* NATO shifts air strike targets in urban areas
* Alliance says 600 government targets damaged in a month
By Justyna Pawlak
BRUSSELS, April 29 (Reuters) - NATO accused Libyan leader Muammar Gaddafi’s forces on Friday of laying mines in Misrata harbour in an attempt to block humanitarian access to the besieged city.
A senior NATO official said alliance vessels in the Mediterranean Sea had intercepted small boats in the waters off Misrata, the biggest rebel stronghold in western Libya.
“Only this morning ... an incident took place in which it became apparent some vessels, which we assume were pro-Gaddafi forces, were laying mines near the harbour,” NATO’s director of operations in Libya, Brigadier Rob Weighill, told reporters.
“This is another clear demonstration of the Gaddafi regime completely ignoring international law and also an effort to prevent humanitarian assistance going into Misrata to help the beleaguered population,” the British officer said.
Gaddafi’s forces, fighting a rebellion since mid-February, have repeatedly tried to retake Misrata but Weighill said rebels had made progress in recent days. They have been helped by NATO air strikes on Gaddafi’s troops.
“The rebels have expanded their perimeter significantly over the past week. To suggest they are winning would be overly optimistic,” he said. “They are putting up a very spirited fight.”

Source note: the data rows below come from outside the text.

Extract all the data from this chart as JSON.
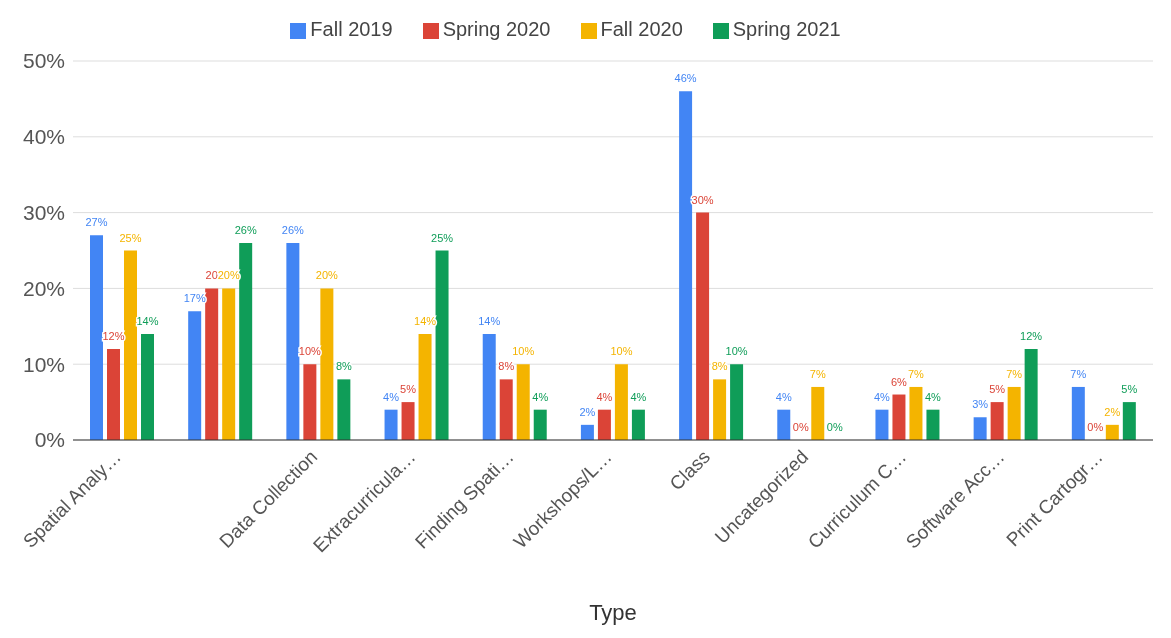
{
  "chart_data": {
    "type": "bar",
    "xlabel": "Type",
    "categories": [
      "Spatial Analy…",
      null,
      "Data Collection",
      "Extracurricula…",
      "Finding Spati…",
      "Workshops/L…",
      "Class",
      "Uncategorized",
      "Curriculum C…",
      "Software Acc…",
      "Print Cartogr…"
    ],
    "series": [
      {
        "name": "Fall 2019",
        "color": "#4285f4",
        "values": [
          27,
          17,
          26,
          4,
          14,
          2,
          46,
          4,
          4,
          3,
          7
        ],
        "value_labels": [
          "27%",
          "17%",
          "26%",
          "4%",
          "14%",
          "2%",
          "46%",
          "4%",
          "4%",
          "3%",
          "7%"
        ]
      },
      {
        "name": "Spring 2020",
        "color": "#db4437",
        "values": [
          12,
          20,
          10,
          5,
          8,
          4,
          30,
          0,
          6,
          5,
          0
        ],
        "value_labels": [
          "12%",
          "20",
          "10%",
          "5%",
          "8%",
          "4%",
          "30%",
          "0%",
          "6%",
          "5%",
          "0%"
        ]
      },
      {
        "name": "Fall 2020",
        "color": "#f4b400",
        "values": [
          25,
          20,
          20,
          14,
          10,
          10,
          8,
          7,
          7,
          7,
          2
        ],
        "value_labels": [
          "25%",
          "20%",
          "20%",
          "14%",
          "10%",
          "10%",
          "8%",
          "7%",
          "7%",
          "7%",
          "2%"
        ]
      },
      {
        "name": "Spring 2021",
        "color": "#0f9d58",
        "values": [
          14,
          26,
          8,
          25,
          4,
          4,
          10,
          0,
          4,
          12,
          5
        ],
        "value_labels": [
          "14%",
          "26%",
          "8%",
          "25%",
          "4%",
          "4%",
          "10%",
          "0%",
          "4%",
          "12%",
          "5%"
        ]
      }
    ],
    "ylim": [
      0,
      50
    ],
    "yticks": [
      {
        "value": 0,
        "label": "0%"
      },
      {
        "value": 10,
        "label": "10%"
      },
      {
        "value": 20,
        "label": "20%"
      },
      {
        "value": 30,
        "label": "30%"
      },
      {
        "value": 40,
        "label": "40%"
      },
      {
        "value": 50,
        "label": "50%"
      }
    ],
    "grid": "y",
    "legend": "top"
  }
}
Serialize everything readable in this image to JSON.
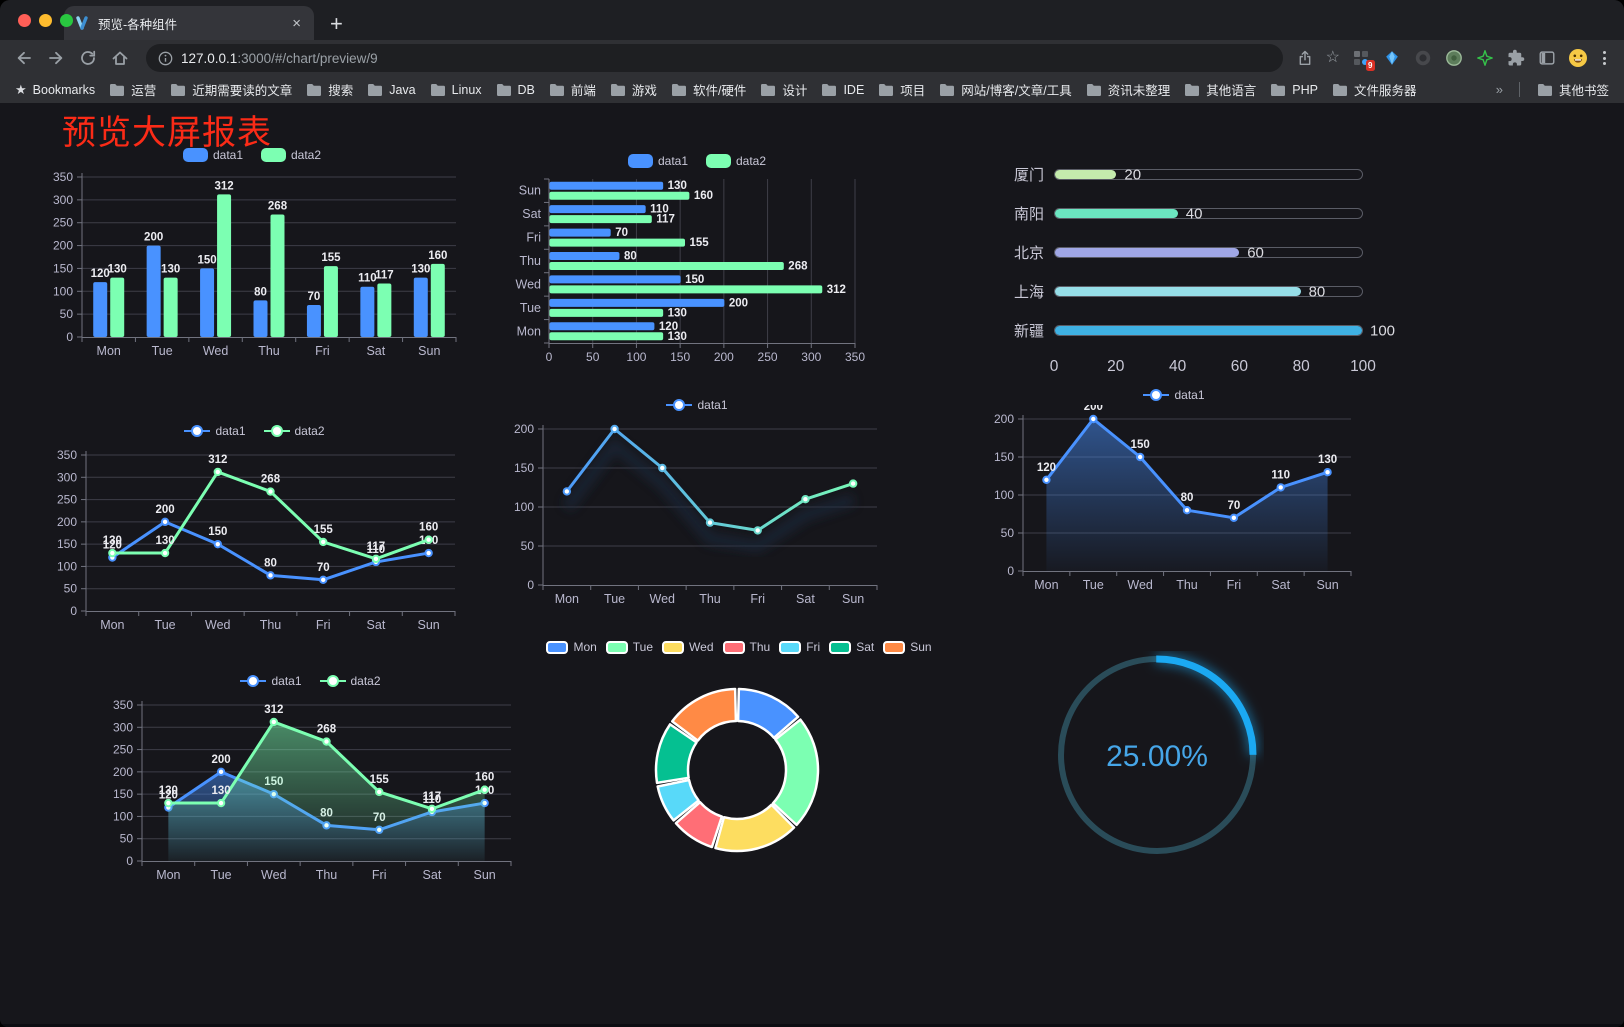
{
  "browser": {
    "tab_title": "预览-各种组件",
    "url_host": "127.0.0.1",
    "url_path": ":3000/#/chart/preview/9",
    "bookmarks_label": "Bookmarks",
    "bookmark_folders": [
      "运营",
      "近期需要读的文章",
      "搜索",
      "Java",
      "Linux",
      "DB",
      "前端",
      "游戏",
      "软件/硬件",
      "设计",
      "IDE",
      "项目",
      "网站/博客/文章/工具",
      "资讯未整理",
      "其他语言",
      "PHP",
      "文件服务器"
    ],
    "bookmarks_overflow": "»",
    "other_bookmarks_label": "其他书签",
    "extension_badge": "9",
    "traffic_colors": [
      "#ff5f57",
      "#febc2e",
      "#29c840"
    ]
  },
  "page": {
    "title": "预览大屏报表",
    "title_color": "#fb2b17",
    "background": "#16161b"
  },
  "theme": {
    "axis_label": "#b9b8ce",
    "grid_line": "rgba(185,184,206,0.25)",
    "axis_line": "#71737f",
    "value_label": "#ececf1",
    "palette": [
      "#4992ff",
      "#7cffb2",
      "#fddd60",
      "#ff6e76",
      "#58d9f9",
      "#05c091",
      "#ff8a45"
    ]
  },
  "chart_data": [
    {
      "id": "grouped-bar",
      "type": "bar",
      "legend": "rect",
      "categories": [
        "Mon",
        "Tue",
        "Wed",
        "Thu",
        "Fri",
        "Sat",
        "Sun"
      ],
      "series": [
        {
          "name": "data1",
          "color": "#4992ff",
          "values": [
            120,
            200,
            150,
            80,
            70,
            110,
            130
          ]
        },
        {
          "name": "data2",
          "color": "#7cffb2",
          "values": [
            130,
            130,
            312,
            268,
            155,
            117,
            160
          ]
        }
      ],
      "ylim": [
        0,
        350
      ],
      "ystep": 50,
      "value_labels": true
    },
    {
      "id": "horizontal-bar",
      "type": "hbar",
      "legend": "rect",
      "categories": [
        "Mon",
        "Tue",
        "Wed",
        "Thu",
        "Fri",
        "Sat",
        "Sun"
      ],
      "series": [
        {
          "name": "data1",
          "color": "#4992ff",
          "values": [
            120,
            200,
            150,
            80,
            70,
            110,
            130
          ]
        },
        {
          "name": "data2",
          "color": "#7cffb2",
          "values": [
            130,
            130,
            312,
            268,
            155,
            117,
            160
          ]
        }
      ],
      "xlim": [
        0,
        350
      ],
      "xstep": 50,
      "value_labels": true
    },
    {
      "id": "progress-bars",
      "type": "progress",
      "xlim": [
        0,
        100
      ],
      "xticks": [
        0,
        20,
        40,
        60,
        80,
        100
      ],
      "rows": [
        {
          "label": "厦门",
          "value": 20,
          "color": "#c4ebad"
        },
        {
          "label": "南阳",
          "value": 40,
          "color": "#6be6c1"
        },
        {
          "label": "北京",
          "value": 60,
          "color": "#a0a7e6"
        },
        {
          "label": "上海",
          "value": 80,
          "color": "#96dee8"
        },
        {
          "label": "新疆",
          "value": 100,
          "color": "#3fb1e3"
        }
      ]
    },
    {
      "id": "line-two-series",
      "type": "line",
      "legend": "line",
      "categories": [
        "Mon",
        "Tue",
        "Wed",
        "Thu",
        "Fri",
        "Sat",
        "Sun"
      ],
      "series": [
        {
          "name": "data1",
          "color": "#4992ff",
          "values": [
            120,
            200,
            150,
            80,
            70,
            110,
            130
          ]
        },
        {
          "name": "data2",
          "color": "#7cffb2",
          "values": [
            130,
            130,
            312,
            268,
            155,
            117,
            160
          ]
        }
      ],
      "ylim": [
        0,
        350
      ],
      "ystep": 50,
      "value_labels": true
    },
    {
      "id": "line-gradient",
      "type": "line",
      "legend": "line",
      "categories": [
        "Mon",
        "Tue",
        "Wed",
        "Thu",
        "Fri",
        "Sat",
        "Sun"
      ],
      "series": [
        {
          "name": "data1",
          "color": "#4992ff",
          "gradient": [
            "#4992ff",
            "#7cffb2"
          ],
          "shadow": true,
          "values": [
            120,
            200,
            150,
            80,
            70,
            110,
            130
          ]
        }
      ],
      "ylim": [
        0,
        200
      ],
      "ystep": 50,
      "value_labels": false
    },
    {
      "id": "line-area",
      "type": "line",
      "legend": "line",
      "categories": [
        "Mon",
        "Tue",
        "Wed",
        "Thu",
        "Fri",
        "Sat",
        "Sun"
      ],
      "series": [
        {
          "name": "data1",
          "color": "#4992ff",
          "area": true,
          "values": [
            120,
            200,
            150,
            80,
            70,
            110,
            130
          ]
        }
      ],
      "ylim": [
        0,
        200
      ],
      "ystep": 50,
      "value_labels": true
    },
    {
      "id": "line-two-areas",
      "type": "line",
      "legend": "line",
      "categories": [
        "Mon",
        "Tue",
        "Wed",
        "Thu",
        "Fri",
        "Sat",
        "Sun"
      ],
      "series": [
        {
          "name": "data1",
          "color": "#4992ff",
          "area": true,
          "values": [
            120,
            200,
            150,
            80,
            70,
            110,
            130
          ]
        },
        {
          "name": "data2",
          "color": "#7cffb2",
          "area": true,
          "values": [
            130,
            130,
            312,
            268,
            155,
            117,
            160
          ]
        }
      ],
      "ylim": [
        0,
        350
      ],
      "ystep": 50,
      "value_labels": true
    },
    {
      "id": "donut",
      "type": "pie",
      "legend": "pie",
      "items": [
        {
          "name": "Mon",
          "value": 120,
          "color": "#4992ff"
        },
        {
          "name": "Tue",
          "value": 200,
          "color": "#7cffb2"
        },
        {
          "name": "Wed",
          "value": 150,
          "color": "#fddd60"
        },
        {
          "name": "Thu",
          "value": 80,
          "color": "#ff6e76"
        },
        {
          "name": "Fri",
          "value": 70,
          "color": "#58d9f9"
        },
        {
          "name": "Sat",
          "value": 110,
          "color": "#05c091"
        },
        {
          "name": "Sun",
          "value": 130,
          "color": "#ff8a45"
        }
      ]
    },
    {
      "id": "gauge",
      "type": "gauge",
      "value": 25,
      "max": 100,
      "label": "25.00%",
      "track_color": "#2a4c59",
      "progress_color": "#1ba9f2",
      "text_color": "#46a6e8"
    }
  ]
}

Weighill said Gaddafi’s forces had damaged important utilities in Misrata, such as a desalination plant, cutting off access to fresh water, and the city’s sewage system.
Government forces, NATO said, had used inflatable boats to place the mines, leading Misrata port authorities to close down the port, forcing the diversion of two humanitarian aid ships.
Aid agencies have brought thousands of people from Misrata since fighting began there, and hundreds of Libyans are still waiting to be evacuated, according to U.N. estimates.
Separately, a NATO spokeswoman said the alliance was concerned about Gaddafi forces crossing into neighbouring Tunisia. [ID:nLDE73S12B].
“We would condemn any violation of territorial integrity of a sovereign nation and we call for restraint,” Carmen Romero said.
Pro-Gaddafi forces fired shells into Dehiba and a group of them drove into the Tunisian town, chasing rebels from the restive Western Mountains region of Libya.
A NATO official said the alliance was planning an operational shift in the coming days, concentrating on large urban areas which have not recently been top targets.
The official declined to specify which Libyan cities would be involved, but Weighill said results would be seen in “the next few days”.
Since taking over operations on March 31, NATO has conducted more than 4,000 sorties over Libya under a United Nations mandate which gave it the authority to do everything necessary to protect Libyan civilians from attack by Gaddafi’s forces.